Как предвидел король Лот, так и случилось. Агравейн впоследствии долго мучился из-за того, что был злоречив с одной девицей, ехавшей верхом со своим другом. Он затеял ссору и тяжко ранил ее спутника; но, пожелав разделить ложе с девицей, нашел, что ноги ее дурно пахнут, и так оскорбил ее словом, что она в отместку ранила его; рана эта не закрылась бы вовек, если бы не Гавейн с Ланселотом, которым дано было ее исцелить, как мы увидим далее[464]

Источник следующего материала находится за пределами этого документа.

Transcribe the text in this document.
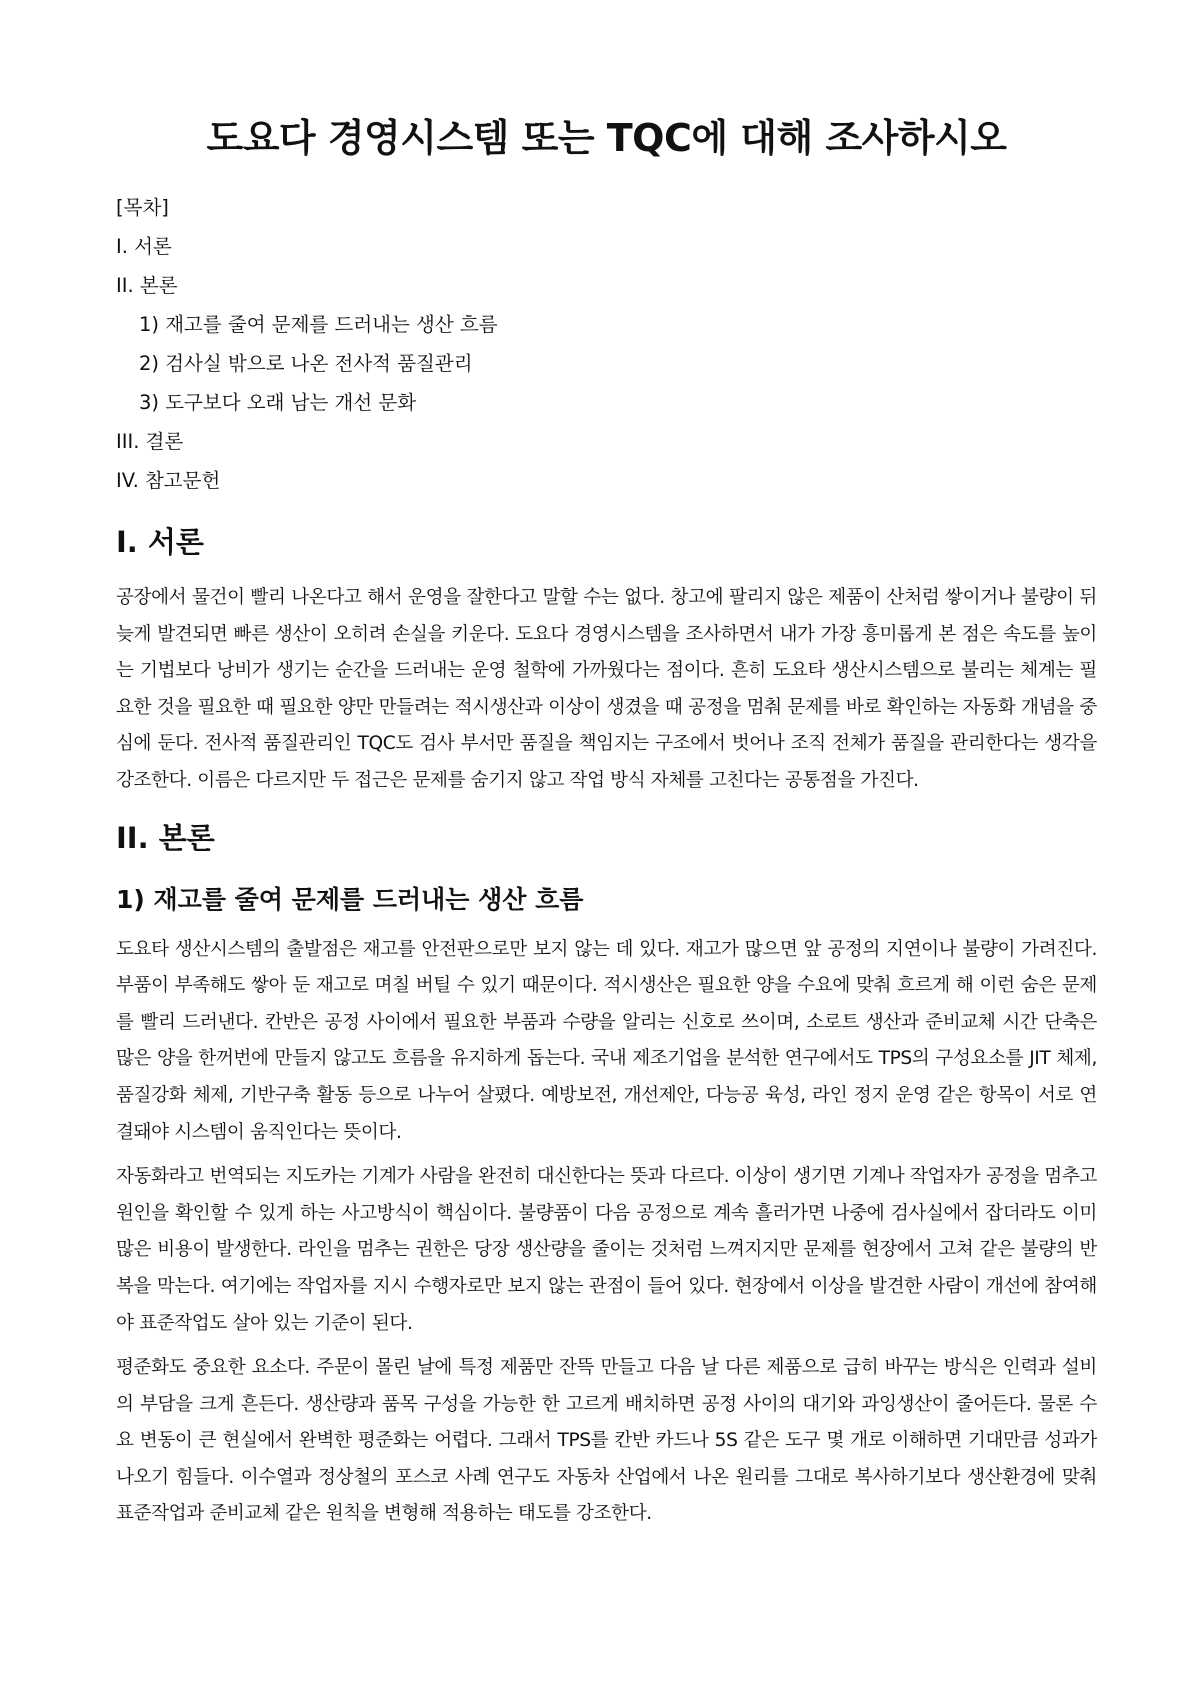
도요다 경영시스템 또는 TQC에 대해 조사하시오
[목차]
I. 서론
II. 본론
1) 재고를 줄여 문제를 드러내는 생산 흐름
2) 검사실 밖으로 나온 전사적 품질관리
3) 도구보다 오래 남는 개선 문화
III. 결론
IV. 참고문헌
I. 서론

공장에서 물건이 빨리 나온다고 해서 운영을 잘한다고 말할 수는 없다. 창고에 팔리지 않은 제품이 산처럼 쌓이거나 불량이 뒤늦게 발견되면 빠른 생산이 오히려 손실을 키운다. 도요다 경영시스템을 조사하면서 내가 가장 흥미롭게 본 점은 속도를 높이는 기법보다 낭비가 생기는 순간을 드러내는 운영 철학에 가까웠다는 점이다. 흔히 도요타 생산시스템으로 불리는 체계는 필요한 것을 필요한 때 필요한 양만 만들려는 적시생산과 이상이 생겼을 때 공정을 멈춰 문제를 바로 확인하는 자동화 개념을 중심에 둔다. 전사적 품질관리인 TQC도 검사 부서만 품질을 책임지는 구조에서 벗어나 조직 전체가 품질을 관리한다는 생각을 강조한다. 이름은 다르지만 두 접근은 문제를 숨기지 않고 작업 방식 자체를 고친다는 공통점을 가진다.

II. 본론
1) 재고를 줄여 문제를 드러내는 생산 흐름

도요타 생산시스템의 출발점은 재고를 안전판으로만 보지 않는 데 있다. 재고가 많으면 앞 공정의 지연이나 불량이 가려진다. 부품이 부족해도 쌓아 둔 재고로 며칠 버틸 수 있기 때문이다. 적시생산은 필요한 양을 수요에 맞춰 흐르게 해 이런 숨은 문제를 빨리 드러낸다. 칸반은 공정 사이에서 필요한 부품과 수량을 알리는 신호로 쓰이며, 소로트 생산과 준비교체 시간 단축은 많은 양을 한꺼번에 만들지 않고도 흐름을 유지하게 돕는다. 국내 제조기업을 분석한 연구에서도 TPS의 구성요소를 JIT 체제, 품질강화 체제, 기반구축 활동 등으로 나누어 살폈다. 예방보전, 개선제안, 다능공 육성, 라인 정지 운영 같은 항목이 서로 연결돼야 시스템이 움직인다는 뜻이다.

자동화라고 번역되는 지도카는 기계가 사람을 완전히 대신한다는 뜻과 다르다. 이상이 생기면 기계나 작업자가 공정을 멈추고 원인을 확인할 수 있게 하는 사고방식이 핵심이다. 불량품이 다음 공정으로 계속 흘러가면 나중에 검사실에서 잡더라도 이미 많은 비용이 발생한다. 라인을 멈추는 권한은 당장 생산량을 줄이는 것처럼 느껴지지만 문제를 현장에서 고쳐 같은 불량의 반복을 막는다. 여기에는 작업자를 지시 수행자로만 보지 않는 관점이 들어 있다. 현장에서 이상을 발견한 사람이 개선에 참여해야 표준작업도 살아 있는 기준이 된다.

평준화도 중요한 요소다. 주문이 몰린 날에 특정 제품만 잔뜩 만들고 다음 날 다른 제품으로 급히 바꾸는 방식은 인력과 설비의 부담을 크게 흔든다. 생산량과 품목 구성을 가능한 한 고르게 배치하면 공정 사이의 대기와 과잉생산이 줄어든다. 물론 수요 변동이 큰 현실에서 완벽한 평준화는 어렵다. 그래서 TPS를 칸반 카드나 5S 같은 도구 몇 개로 이해하면 기대만큼 성과가 나오기 힘들다. 이수열과 정상철의 포스코 사례 연구도 자동차 산업에서 나온 원리를 그대로 복사하기보다 생산환경에 맞춰 표준작업과 준비교체 같은 원칙을 변형해 적용하는 태도를 강조한다.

.Был уже Третий час, когда они вышли из леса и вступили в земли, простершиеся вдоль него до самого Рестока. Вскоре они услыхали пронзительные крики: это был Лидонас, оруженосец юнца Листенойского, одною рукой ведший вьючную лошадь с провизией, другой – хозяйского жеребца. Чуть только заметив орканийских королевичей, он воскликнул:
– Ах! сеньоры, на помощь лучшему, храбрейшему, благороднейшему башелье! Мой господин давно уже бьется в одиночку с сотнями Сенов, он еще держится, но ведь он один и не сможет долго устоять. Он там, на опушке леса.